Adams S E, Johnson I D, Braddock M, Kingsman A J, Kingsman S M, Edwards R M
Department of Molecular Biology, British Bio-technology Ltd, Cowley, Oxford, UK.
Nucleic Acids Res. 1988 May 25;16(10):4287-98. doi: 10.1093/nar/16.10.4287.

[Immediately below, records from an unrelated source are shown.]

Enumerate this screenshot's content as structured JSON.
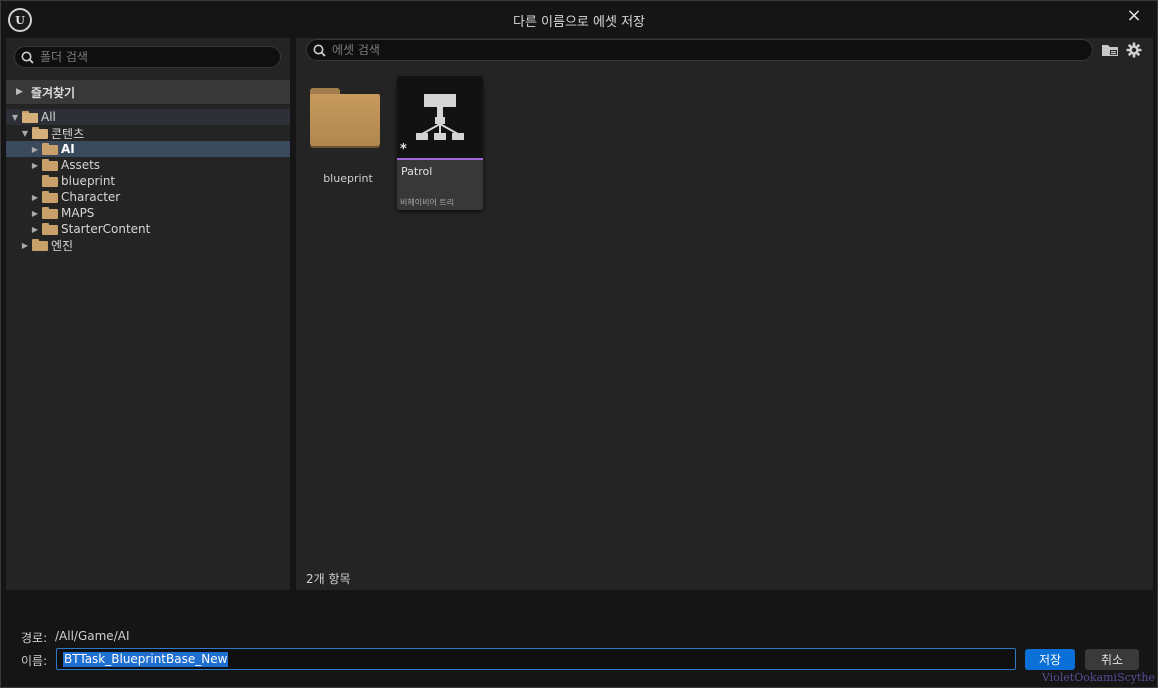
{
  "window": {
    "title": "다른 이름으로 에셋 저장",
    "logo_text": "U",
    "close_icon": "×"
  },
  "left": {
    "search_placeholder": "폴더 검색",
    "favorites_label": "즐겨찾기",
    "tree": [
      {
        "label": "All",
        "level": 0,
        "expanded": true,
        "root": true
      },
      {
        "label": "콘텐츠",
        "level": 1,
        "expanded": true
      },
      {
        "label": "AI",
        "level": 2,
        "expanded": false,
        "selected": true
      },
      {
        "label": "Assets",
        "level": 2,
        "expanded": false
      },
      {
        "label": "blueprint",
        "level": 2,
        "leaf": true
      },
      {
        "label": "Character",
        "level": 2,
        "expanded": false
      },
      {
        "label": "MAPS",
        "level": 2,
        "expanded": false
      },
      {
        "label": "StarterContent",
        "level": 2,
        "expanded": false
      },
      {
        "label": "엔진",
        "level": 1,
        "expanded": false
      }
    ]
  },
  "right": {
    "search_placeholder": "에셋 검색",
    "items": [
      {
        "name": "blueprint",
        "kind": "folder"
      },
      {
        "name": "Patrol",
        "kind": "asset",
        "type_label": "비헤이비어 트리",
        "badge": "*"
      }
    ],
    "item_count": "2개 항목"
  },
  "bottom": {
    "path_label": "경로:",
    "path_value": "/All/Game/AI",
    "name_label": "이름:",
    "name_value": "BTTask_BlueprintBase_New",
    "save_label": "저장",
    "cancel_label": "취소"
  },
  "watermark": "VioletOokamiScythe",
  "colors": {
    "accent": "#0a70d8",
    "selection": "#3a4a5c",
    "folder": "#c7a06a",
    "asset_strip": "#a068d8"
  }
}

The synthesis of a gene for the HIV TAT protein is described using a novel approach that capitalises on the ability to synthesise oligonucleotides of greater than 100 bp in length. It involves the synthesis of large oligomers covering one strand of the desired gene in its entirety and the use of small complementary bridging and adapter oligonucleotides to direct the assembly and cloning of the large oligomers. After ligation to the cloning vector the partially single stranded intermediate is transformed directly into the recipient bacterial host where the plasmid is repaired. The synthetic tat gene has been expressed in HeLa cells and is shown to trans-activate TAR+ but not TAR- HIV LTR-CAT constructs.
本文描述了一种合成HIV TAT蛋白基因的新方法,该方法利用了合成长度超过100 bp寡核苷酸的能力。它涉及合成覆盖所需基因一条链的全部的大寡聚物,并使用小的互补桥接和衔接子寡核苷酸来指导大寡聚物的组装和克隆。连接到克隆载体后,部分单链中间体直接转化到受体细菌宿主中,在那里修复质粒。合成的tat基因已在HeLa细胞中表达,并显示能反式激活TAR+但不能反式激活TAR-的HIV LTR-CAT构建体。